Pertanian di Desa Raja Bejamu masih alami
dan mengolah lahan pertaniannya satu tahun sekali dan masih menggunakan bibit
yang 6 bulan panen, Pada tahun 2012 produksi padi Desa Raja Bejamu meningkat
yaitu 9.984,6 ton, luas panen 2.322/ha sedangkan luas panen 625/ha dibandingkan
dengan lain yang ada di Kecamatan Raja Bejamu. Adapun untuk penanaman benih
dimulai pada bulan desember hal ini dikarenakan pada bulan desember biasanya
masyarakat percaya adanya musim penghujan karena pertanian di Desa Raja Bejamu
tidak adanya sistem irigasi sehingga petani memulai penanaman dibulan desember.
Bibit yang digunakan oleh para petani
umumnya yaitu Padi Sikuning atau lebih dikenal luas oleh masyarakat yaitu Kuku
Balam. Petani padi di Desa Raja Bejamu ini memegang peran penting sebagai
pendapatan untuk menopang hidup keluarga walaupun pada kenyataannya
produktivitas tanaman padi yang diusahakan petani masih rendah karena hanya
dibudidayakan satu tahun sekali. Secara teknis rendahnya produksi pembudidayaaan
padi disebabkan kurangnya pengetahuan petani, seperti pengolahan lahan,
pemilihan bibit, pemupukan dan pemeliharaan. Sebagian besar petani memiliki
pengalaman berusahatani yang cukup baik, tetapi masih kurang dan perlu adanya
peran dari pemerintah untuk membimbing para petani untuk berusahatani yang baik
dengan sedikit mengeluarkan modal dan menghasilkan keuntungan yang besar.
Saluran
Pemasaran Pertanian Padi
Pemasaran hasil pertanian petani padi
memasarkannya ke Medan seperti Tebing Tinggi dan Pematang Siantar. Adapun
kendala-kendala yang sering dihadapi para petani padi diantaranya adalah
sulitnya mendapatkan pupuk seperti pupuk urea dan serangan hama penyakit
seperti wereng, penggulung daun, orong-orong, keong mas dan burung. Pengelolaan
usahatani padi ditangani langsung oleh PPL (Petugas Penyuluh Lapangan) yaitu
sumber bagi petani untuk mendapatkan informasi tentang permasalahan yang ada.
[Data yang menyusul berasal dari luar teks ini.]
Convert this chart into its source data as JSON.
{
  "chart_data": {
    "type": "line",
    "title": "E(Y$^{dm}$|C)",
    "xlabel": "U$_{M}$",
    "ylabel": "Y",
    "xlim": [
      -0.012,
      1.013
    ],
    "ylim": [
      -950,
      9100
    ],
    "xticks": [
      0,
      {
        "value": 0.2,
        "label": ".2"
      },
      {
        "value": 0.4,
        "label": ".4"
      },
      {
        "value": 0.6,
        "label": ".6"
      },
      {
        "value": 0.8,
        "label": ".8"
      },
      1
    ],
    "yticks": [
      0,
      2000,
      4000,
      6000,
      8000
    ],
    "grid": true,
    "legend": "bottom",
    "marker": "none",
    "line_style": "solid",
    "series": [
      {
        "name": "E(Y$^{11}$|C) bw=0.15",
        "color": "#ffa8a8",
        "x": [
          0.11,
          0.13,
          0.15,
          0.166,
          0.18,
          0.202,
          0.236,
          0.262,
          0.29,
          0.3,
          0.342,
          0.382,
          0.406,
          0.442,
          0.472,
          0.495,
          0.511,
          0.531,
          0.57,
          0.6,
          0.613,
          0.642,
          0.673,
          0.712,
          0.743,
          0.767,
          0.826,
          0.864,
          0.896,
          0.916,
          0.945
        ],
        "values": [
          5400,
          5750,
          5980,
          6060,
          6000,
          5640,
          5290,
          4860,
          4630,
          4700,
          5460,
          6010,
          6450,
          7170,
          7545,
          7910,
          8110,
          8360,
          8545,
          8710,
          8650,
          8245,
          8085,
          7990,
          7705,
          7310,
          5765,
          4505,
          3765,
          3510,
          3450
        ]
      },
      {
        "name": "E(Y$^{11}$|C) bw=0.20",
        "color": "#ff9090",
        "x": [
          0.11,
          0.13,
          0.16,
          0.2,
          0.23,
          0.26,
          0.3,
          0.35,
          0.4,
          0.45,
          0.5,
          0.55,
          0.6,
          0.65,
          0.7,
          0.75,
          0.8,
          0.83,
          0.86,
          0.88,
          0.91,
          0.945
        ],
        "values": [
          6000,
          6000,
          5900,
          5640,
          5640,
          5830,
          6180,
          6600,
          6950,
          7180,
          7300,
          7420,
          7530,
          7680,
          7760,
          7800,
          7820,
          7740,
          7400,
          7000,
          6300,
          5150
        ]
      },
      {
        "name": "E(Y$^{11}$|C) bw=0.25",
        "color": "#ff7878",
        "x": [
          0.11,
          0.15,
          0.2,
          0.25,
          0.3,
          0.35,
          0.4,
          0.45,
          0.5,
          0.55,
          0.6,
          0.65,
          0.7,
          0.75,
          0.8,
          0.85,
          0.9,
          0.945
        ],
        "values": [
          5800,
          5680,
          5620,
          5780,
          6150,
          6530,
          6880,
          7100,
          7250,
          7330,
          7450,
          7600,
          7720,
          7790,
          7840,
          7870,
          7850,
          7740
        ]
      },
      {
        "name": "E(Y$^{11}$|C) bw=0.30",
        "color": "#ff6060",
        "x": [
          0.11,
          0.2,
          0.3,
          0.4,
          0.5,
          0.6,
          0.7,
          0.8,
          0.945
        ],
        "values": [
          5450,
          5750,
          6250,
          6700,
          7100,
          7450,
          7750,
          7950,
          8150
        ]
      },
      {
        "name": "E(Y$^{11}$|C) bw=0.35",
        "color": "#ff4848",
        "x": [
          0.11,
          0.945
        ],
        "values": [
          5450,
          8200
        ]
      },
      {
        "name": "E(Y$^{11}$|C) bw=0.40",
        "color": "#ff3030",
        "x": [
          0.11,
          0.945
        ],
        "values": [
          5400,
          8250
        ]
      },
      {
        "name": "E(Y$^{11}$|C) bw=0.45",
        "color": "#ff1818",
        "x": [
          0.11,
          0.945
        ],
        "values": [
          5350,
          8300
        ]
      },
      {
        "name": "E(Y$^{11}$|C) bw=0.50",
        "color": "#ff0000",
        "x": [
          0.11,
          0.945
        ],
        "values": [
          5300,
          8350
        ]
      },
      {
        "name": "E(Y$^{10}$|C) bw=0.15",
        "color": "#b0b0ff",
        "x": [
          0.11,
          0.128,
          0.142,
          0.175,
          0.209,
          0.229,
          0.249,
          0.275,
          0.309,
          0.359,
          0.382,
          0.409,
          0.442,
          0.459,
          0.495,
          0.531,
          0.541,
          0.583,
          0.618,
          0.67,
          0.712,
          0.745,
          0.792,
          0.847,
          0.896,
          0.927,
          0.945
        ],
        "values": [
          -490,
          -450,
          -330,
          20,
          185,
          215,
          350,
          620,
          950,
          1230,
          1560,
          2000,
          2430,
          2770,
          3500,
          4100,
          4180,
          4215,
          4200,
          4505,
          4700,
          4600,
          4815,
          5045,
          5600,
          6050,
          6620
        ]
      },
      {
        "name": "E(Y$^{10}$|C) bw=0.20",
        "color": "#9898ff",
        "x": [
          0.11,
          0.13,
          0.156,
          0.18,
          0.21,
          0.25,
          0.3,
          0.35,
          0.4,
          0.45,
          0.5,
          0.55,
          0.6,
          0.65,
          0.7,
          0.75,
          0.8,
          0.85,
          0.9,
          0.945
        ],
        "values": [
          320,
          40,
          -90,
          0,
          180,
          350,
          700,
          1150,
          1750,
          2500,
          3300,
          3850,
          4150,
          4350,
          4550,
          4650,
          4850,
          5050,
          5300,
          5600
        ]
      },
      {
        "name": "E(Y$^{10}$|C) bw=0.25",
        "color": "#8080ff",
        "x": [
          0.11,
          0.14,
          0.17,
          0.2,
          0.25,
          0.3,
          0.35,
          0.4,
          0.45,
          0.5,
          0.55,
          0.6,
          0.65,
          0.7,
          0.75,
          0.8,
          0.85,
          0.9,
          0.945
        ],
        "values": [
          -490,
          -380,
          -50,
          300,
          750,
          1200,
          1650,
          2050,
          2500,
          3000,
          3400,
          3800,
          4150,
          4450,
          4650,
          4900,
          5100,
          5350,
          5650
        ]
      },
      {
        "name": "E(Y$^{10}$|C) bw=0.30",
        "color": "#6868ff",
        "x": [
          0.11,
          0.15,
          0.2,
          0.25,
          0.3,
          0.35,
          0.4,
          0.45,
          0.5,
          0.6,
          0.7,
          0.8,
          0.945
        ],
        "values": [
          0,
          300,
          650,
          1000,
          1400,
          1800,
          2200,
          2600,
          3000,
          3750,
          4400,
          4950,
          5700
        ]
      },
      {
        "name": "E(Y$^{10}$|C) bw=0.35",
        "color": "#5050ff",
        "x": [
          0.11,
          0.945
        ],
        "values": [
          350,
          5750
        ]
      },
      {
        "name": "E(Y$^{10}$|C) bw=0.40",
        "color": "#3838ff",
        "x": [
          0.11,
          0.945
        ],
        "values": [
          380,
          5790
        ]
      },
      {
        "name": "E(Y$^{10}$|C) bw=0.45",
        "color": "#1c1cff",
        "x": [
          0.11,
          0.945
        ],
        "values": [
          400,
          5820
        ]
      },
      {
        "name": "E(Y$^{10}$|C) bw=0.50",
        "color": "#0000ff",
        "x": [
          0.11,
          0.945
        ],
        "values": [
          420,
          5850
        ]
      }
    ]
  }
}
Maju dan berkembangnya petani di Raja Bejamu ini tergantung pada motivasi yang
diberikan oleh para penyuluh lapangan. Petani di Desa Raja Bejamu ini berjumlah
400 petani yang mana setiap kelompok tani ada 25 anggota kelompok yang
berjumlah 16 kelompok. Pada setiap anggota kelompok tani di awasi dan dibimbing
langsung oleh petugas penyuluh lapangan (Petugas penyuluh lapangan Raja
Bejamu,2012).
Saluran pemasaran padi di Desa Raja Bejamu
terdiri dari 40 petani yang menjual kepada 5 pedagang pengumpul yang berada di
berbeda Kecamatan seperti Kecamatan Sinaboi, Bangko serta Rimba Melintang dan 1
pedagang besar yang berada di Kota Medan Sumatera Utara. Jumlah petani yang
menjual kepada masing-masing pedagang pengumpul berbeda satu sama lain. Dalam
saluran pemasaran ini, petani mengeluarkan biaya konsumsi mereka mengeluarkan
Rp. 883,8 untuk biaya pekerja.
Salah satu alasan petani mengeluarkan
konsumsi yaitu karena petani merasa kasihan dengan pekerja panen selain itu
sudah jadi kewajiban untuk memberikan konsumsi. Biaya upah panen biasanya
berfluktuasi mengikuti perputaran harga pasaran gabah di Raja Bejamu yang
diambil pedagang pengumpul. Adapun harga jual petani kepada pedagang pengumpul
yaitu Rp 3.750/kg, sedangkan pedagang pengumpul menjual kepedagang besar adalah
sebesar Rp 4.800/kg.
Sistem pembayaran pada pemasaran gabah
melalui dua cara yaitu pembayaran tunai ataupun peminjaman modal diawal
penanaman. Dalam pembayaran tunai yaitu dilakukan pada saat selesai penimbangan
maka akan langsung pembayaran tunai tanpa adanya hutang/bon. Sedangkan dalam
hal ini yang dimaksud dengan pembayaran diawal penanaman adalah disaat petani
kekurangan modal untuk biaya berusaha tani tetapi tidak semua petani meminjam
modal kepedagang pengumpul hanya sebagian kecil aja bagi petani yang kurang
mampu.
Pedagang pengumpul hanya menjual gabah ke
satu pedagang besar saja di Kota Medan, ini disebabkan karena sudah adanya
langganan atau terikat perjanjian harga yang disepekati oleh pedagang. Selain
itu mereka juga sudah cukup lama menjalin hubungan kerja sama sehingga mereka
sudah saling percaya satu sama lainnya antara pedagang pengumpul dengan pedagang
besar.
Profil Desa Raja Bejamu
Desa
Raja Bejamu
Desa Raja Bejamu merupakan Desa yang
terletak di Kacamatan Sinaboi Kabupaten Rokan Hilir. Secara geografis Desa Raja
Bejamu berada pada posisi 1 0 14’00”LU-2 0 45’00”LU dan 1000 17’00”BT-1010
21’00”BT. Desa Raja Bejamu memiliki luas wilayah 9200 km2 yang terdiri dari 4
Rukun Warga (RW) dan 17 Rukun Tetangga (RT). Desa Raja Bejamu memiliki
batas-batas dengan wilayah lainnya, yaitu : sebelah utara berbatasan dengan
Selat Malaka, sebelah selatan berbatasan dengan Bukit Kapur, sebelah barat
berbatasan dengan Desa Sei- Nyamuk, sebelah timur berbatasan dengan Desa Sei-
Bakau.
Secara administratif Desa Raja Bejamu
termasuk dalam wilayah Kecamatan Sinaboi Kabupaten Rokan Hilir Provinsi Riau.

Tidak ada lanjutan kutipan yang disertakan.